Of course there are those for whom all this is unmitigated twaddle and bosh. To mention abnegation, sacrifice, etc., to such people is to speak in a language no more intelligible than Sanskrit. Naturally one of these will expect his children to appreciate the sacrifices he makes for their happiness, but with God they think it must be different.

There was once a young man who was rich. He had never broken the Commandments of God. Wondering if he had done enough to be saved, he came to the Messiah and put the question to Him. The answer he received was, that, if he were sinless, he had done well, but that there was a sanctity, not negative but positive, which if he would acquire, would betoken in him a charity becoming a follower of a Crucified God.
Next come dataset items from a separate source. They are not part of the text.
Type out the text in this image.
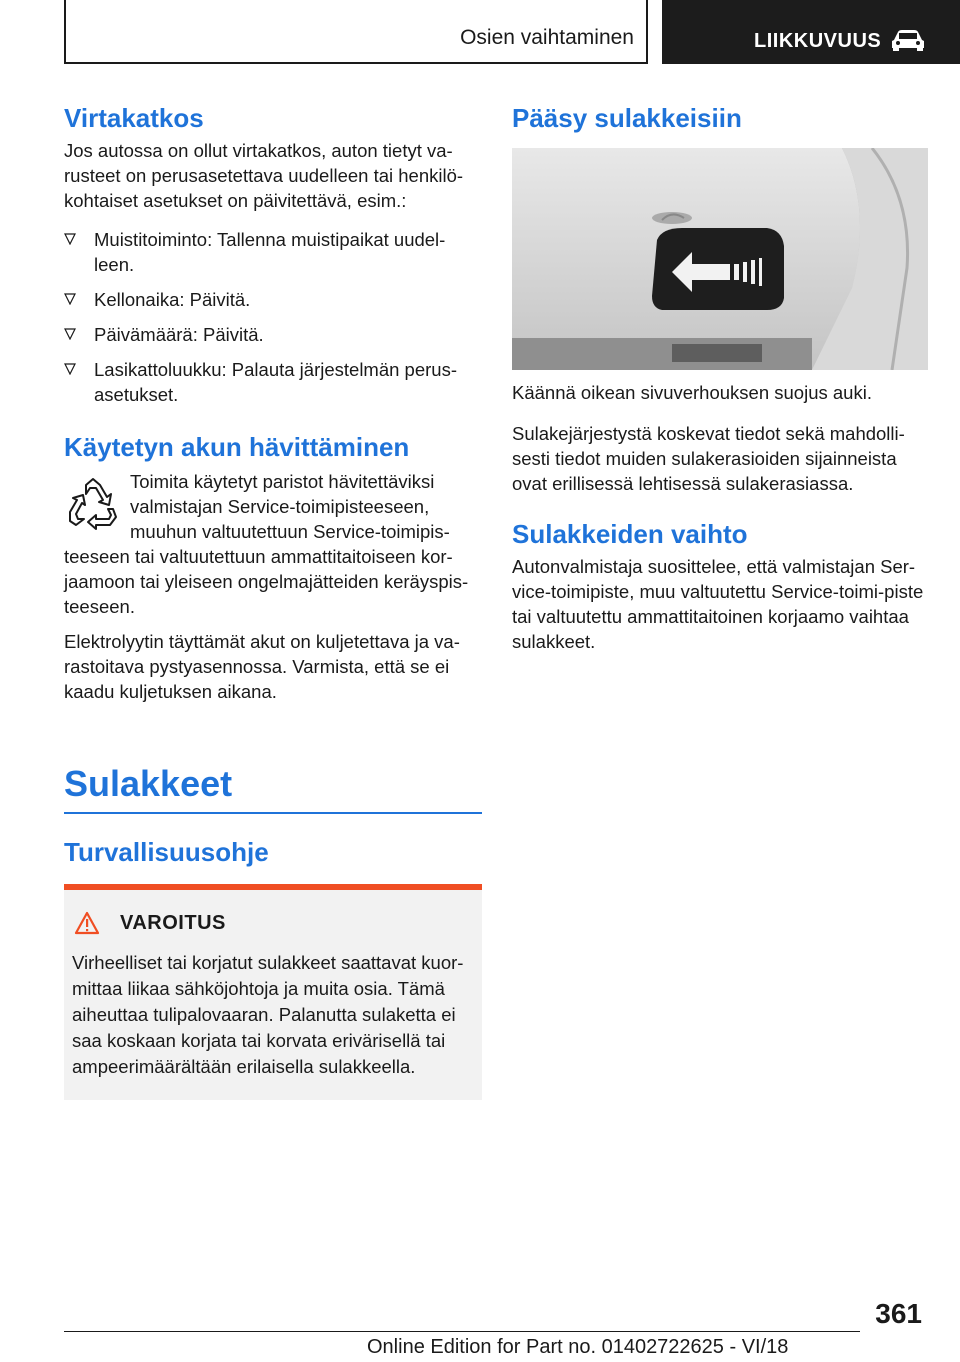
Osien vaihtaminen	LIIKKUVUUS
Virtakatkos

Jos autossa on ollut virtakatkos, auton tietyt va-rusteet on perusasetettava uudelleen tai henkilö-kohtaiset asetukset on päivitettävä, esim.:

Muistitoiminto: Tallenna muistipaikat uudel-leen.
Kellonaika: Päivitä.
Päivämäärä: Päivitä.
Lasikattoluukku: Palauta järjestelmän perus-asetukset.
Käytetyn akun hävittäminen

Toimita käytetyt paristot hävitettäviksi valmistajan Service-toimipisteeseen, muuhun valtuutettuun Service-toimipis-teeseen tai valtuutettuun ammattitaitoiseen kor-jaamoon tai yleiseen ongelmajätteiden keräyspis-teeseen.

Elektrolyytin täyttämät akut on kuljetettava ja va-rastoitava pystyasennossa. Varmista, että se ei kaadu kuljetuksen aikana.

Sulakkeet
Turvallisuusohje
VAROITUS
Virheelliset tai korjatut sulakkeet saattavat kuor-mittaa liikaa sähköjohtoja ja muita osia. Tämä aiheuttaa tulipalovaaran. Palanutta sulaketta ei saa koskaan korjata tai korvata erivärisellä tai ampeerimäärältään erilaisella sulakkeella.
Pääsy sulakkeisiin

Käännä oikean sivuverhouksen suojus auki.

Sulakejärjestystä koskevat tiedot sekä mahdolli-sesti tiedot muiden sulakerasioiden sijainneista ovat erillisessä lehtisessä sulakerasiassa.

Sulakkeiden vaihto

Autonvalmistaja suosittelee, että valmistajan Ser-vice-toimipiste, muu valtuutettu Service-toimi-piste tai valtuutettu ammattitaitoinen korjaamo vaihtaa sulakkeet.

361
Online Edition for Part no. 01402722625 - VI/18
Christ called the young man to a life of perfection. "If thou wilt be perfect, go, sell what thou hast, give to the poor, then come, and follow me." It is not known whether this invitation was accepted by the young man; but ever since then it has been the joy of men and women in the Catholic Church to accept it, and to give up all in order to serve the Maker.

Scoffers and revilers of monasticism are a necessary evil. Being given the course of nature that sometimes runs to freaks, they must exist. Living, they must talk, and talking they must utter ineptitudes. People always do when they discourse on things they do not comprehend. But let this be our consolation: monks are immortal. They were, they are, they ever shall be. All else is grass.